井出幸男「宮本常一と土佐源氏の真実」
宮本常一が記した文章で最も有名な「土佐源氏」。老博労の聞き書きで、前近代の庶民の性に関する民俗学資料として評価されてきたが、そこに創作、脚色が混ざっていることも以前から指摘されてきた。著者は、宮本常一の若き日の恋愛遍歴にまで踏み込んで、土佐源氏に投影された宮本自身の体験を探っていく。

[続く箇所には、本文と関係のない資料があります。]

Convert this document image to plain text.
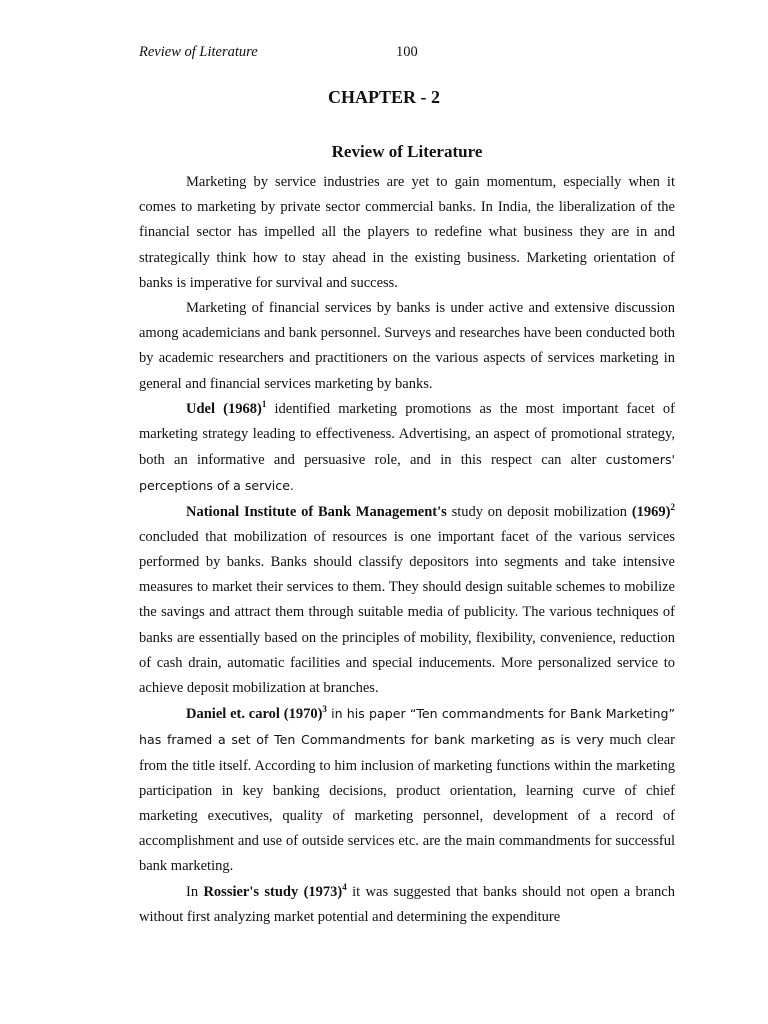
Review of Literature	100
CHAPTER - 2
Review of Literature

Marketing by service industries are yet to gain momentum, especially when it comes to marketing by private sector commercial banks. In India, the liberalization of the financial sector has impelled all the players to redefine what business they are in and strategically think how to stay ahead in the existing business. Marketing orientation of banks is imperative for survival and success.

Marketing of financial services by banks is under active and extensive discussion among academicians and bank personnel. Surveys and researches have been conducted both by academic researchers and practitioners on the various aspects of services marketing in general and financial services marketing by banks.

Udel $(1968)^1$ identified marketing promotions as the most important facet of marketing strategy leading to effectiveness. Advertising, an aspect of promotional strategy, both an informative and persuasive role, and in this respect can alter customers' perceptions of a service.

National Institute of Bank Management's study on deposit mobilization $(1969)^2$ concluded that mobilization of resources is one important facet of the various services performed by banks. Banks should classify depositors into segments and take intensive measures to market their services to them. They should design suitable schemes to mobilize the savings and attract them through suitable media of publicity. The various techniques of banks are essentially based on the principles of mobility, flexibility, convenience, reduction of cash drain, automatic facilities and special inducements. More personalized service to achieve deposit mobilization at branches.

Daniel et. carol $(1970)^3$ in his paper “Ten commandments for Bank Marketing” has framed a set of Ten Commandments for bank marketing as is very much clear from the title itself. According to him inclusion of marketing functions within the marketing participation in key banking decisions, product orientation, learning curve of chief marketing executives, quality of marketing personnel, development of a record of accomplishment and use of outside services etc. are the main commandments for successful bank marketing.

In Rossier's study $(1973)^4$ it was suggested that banks should not open a branch without first analyzing market potential and determining the expenditure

何より興味深いのが、「土佐源氏」の発表前に秘密出版されていたノーカット版とも言える「土佐乞食のいろざんげ」が全文収録されていることで、その濃厚な性描写に驚かされた。それを読むと、宮本が「このはなしはもうすこし長いのだが、それは男女のいとなみのはなしになるので省略した」と「忘れられた日本人」の後書きで述べている省略部分こそが、この“作品”の本質だったことが分かる。そこでは、明治から昭和にかけて社会的に抑圧された「性」の話題を正面から扱おうとした宮本の志向が感じられる。引用がためらわれるような、あけすけな表現のオンパレード。当時なら確実に発禁だったろうが、そこに語られる男女の愛の交歓は心を揺さぶる。これに比べたら最近の小説の過激と言われる性描写など露悪的なだけという気がする。